@sally@hfaust >the amount of effort it needs to go through to get this done, they would've got caught already and exposed by countless parties Yes, the proprietary masters have gotten caught and gotten exposed, but they don't have to care about that, as people simply refuse to believe it is happening.
The only people who have the irrefutable evidence are the ones who write the malware, under heavy NDA (and therefore have no motivation to expose themselves) - for everyone else, it's proprietary binaries that is difficult to even get a copy of (as such binaries are only distributed as direct-to-device updates and such devices are designed to be extremely difficult to extract the relevant programs from (you can't just dissemble an iphone and dump the NAND, as the whole NAND is encrypted and you're not allowed to have the key)).
It's like when the Snowden revelations came out and confirmed that the NSA had been doing things 10x worse than what people warned the NSA were likely doing - people just refuse to believe what's happening.
>It's not just the recording part that has to go through, it's the encoding all that audio and then send it through WLAN to whatever server Crapple wants to send it for process and storage. The audio itself does not need to be sent - the device now contains a sufficient advanced processor than can process the audio and possibly even transcript it on the device - and a bit of text and metadata is extremely small and with compression it could easily be transmitted over a mobile network unnoticed.
>it revealed nothing, with an idle phone left on a room with random audio of conversations there was barely any network activity involved, only random pings at servers via ICMP to verify there's still connectivity Why would scanning what goes over a Wi-Fi network pick up what goes over the mobile network?
Has the ICMP payload been checked? (good luck differentiating between a randomly selected ICMP payload and compressed+encrypted text transcript+metadata).
Also, iPhones have the ability to send data without a mobile network or a Wi-Fi AP - it's called "airdrop" - which could quite easily be used to make a meshnet to transmit small amounts of data (and how would anyone notice?).
>There's also the fact that encoding audio and sending it through WLAN consumes a ton of battery, unless you're doing the encoding through hardware, that is. Yes, the iphone has hardware acceleration for audio codecs. At a pathetic bitrate that is still good enough for speech, not much battery would be consumed.
>it's even more wasteful to encode raw PCM16 audio into a lossy format and then send it to some server, specially in real time.

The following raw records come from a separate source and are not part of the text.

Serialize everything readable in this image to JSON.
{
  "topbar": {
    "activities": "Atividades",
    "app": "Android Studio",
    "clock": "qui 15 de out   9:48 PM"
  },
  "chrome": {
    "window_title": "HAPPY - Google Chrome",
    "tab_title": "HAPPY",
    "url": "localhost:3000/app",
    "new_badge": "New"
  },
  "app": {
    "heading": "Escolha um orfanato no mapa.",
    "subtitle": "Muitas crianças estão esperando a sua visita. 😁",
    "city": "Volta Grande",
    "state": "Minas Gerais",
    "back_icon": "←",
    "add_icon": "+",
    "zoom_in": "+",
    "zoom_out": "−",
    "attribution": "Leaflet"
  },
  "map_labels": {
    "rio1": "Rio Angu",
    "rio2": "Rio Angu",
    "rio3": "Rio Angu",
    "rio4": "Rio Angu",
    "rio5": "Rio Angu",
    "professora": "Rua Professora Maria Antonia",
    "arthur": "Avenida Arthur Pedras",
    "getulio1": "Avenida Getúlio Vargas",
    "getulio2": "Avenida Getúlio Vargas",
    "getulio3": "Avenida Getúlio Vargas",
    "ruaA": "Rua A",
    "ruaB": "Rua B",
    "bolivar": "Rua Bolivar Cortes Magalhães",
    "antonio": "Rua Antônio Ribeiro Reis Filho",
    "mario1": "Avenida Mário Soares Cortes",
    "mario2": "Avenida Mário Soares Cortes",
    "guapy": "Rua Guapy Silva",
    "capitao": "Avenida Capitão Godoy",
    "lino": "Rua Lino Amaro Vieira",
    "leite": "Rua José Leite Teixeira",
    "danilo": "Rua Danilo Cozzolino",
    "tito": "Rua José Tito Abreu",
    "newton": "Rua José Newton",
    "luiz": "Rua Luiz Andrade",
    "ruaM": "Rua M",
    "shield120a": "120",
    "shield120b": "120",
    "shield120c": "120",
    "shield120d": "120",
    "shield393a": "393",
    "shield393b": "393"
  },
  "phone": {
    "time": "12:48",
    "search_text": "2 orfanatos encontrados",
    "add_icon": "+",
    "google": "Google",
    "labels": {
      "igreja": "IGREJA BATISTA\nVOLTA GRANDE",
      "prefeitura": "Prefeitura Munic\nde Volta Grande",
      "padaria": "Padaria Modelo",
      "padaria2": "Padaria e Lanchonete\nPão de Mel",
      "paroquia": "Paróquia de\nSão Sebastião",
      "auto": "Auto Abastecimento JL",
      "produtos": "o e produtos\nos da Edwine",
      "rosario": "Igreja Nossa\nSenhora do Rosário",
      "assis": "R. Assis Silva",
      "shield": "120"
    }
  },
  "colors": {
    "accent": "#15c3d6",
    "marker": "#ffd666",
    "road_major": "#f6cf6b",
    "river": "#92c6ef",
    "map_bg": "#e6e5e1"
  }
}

As I pointed out, it does not need to be in real time.
The devices have sufficient storage that a days worth of audio could easily be encoded and slowly sent via ICMP packets when the device is being charged (which most NPCs do daily).
>Every single person I've heard making such claims turns out they searched about the thing earlier on through a web browser on a device with their accounts logged in Every single person I've personally heard making such realization did not search about the thing.
Obviously there is other ways to get targeted advertising.
>In a couple years where disgustingly proprietary hardware will be so fast and so efficient at handling proprietary garbage printers such as LLMs and algorithms, all of this might become a reality Proprietary hardware is now fast enough that it's the current reality, no matter how much you deny it.
@eric For LGPLv2.1 libraries, they are required to ship the source code on a "medium customarily used for software interchange.", which can be a DVD or a flash drive etc, but can't be a floppy disk (as floppy disks are no longer used for software interchange).
@eric They aren't really following the license terms, as the written offer is for "open source code" and the LGPLv2.1 is not an "open source" license, it's a free software one.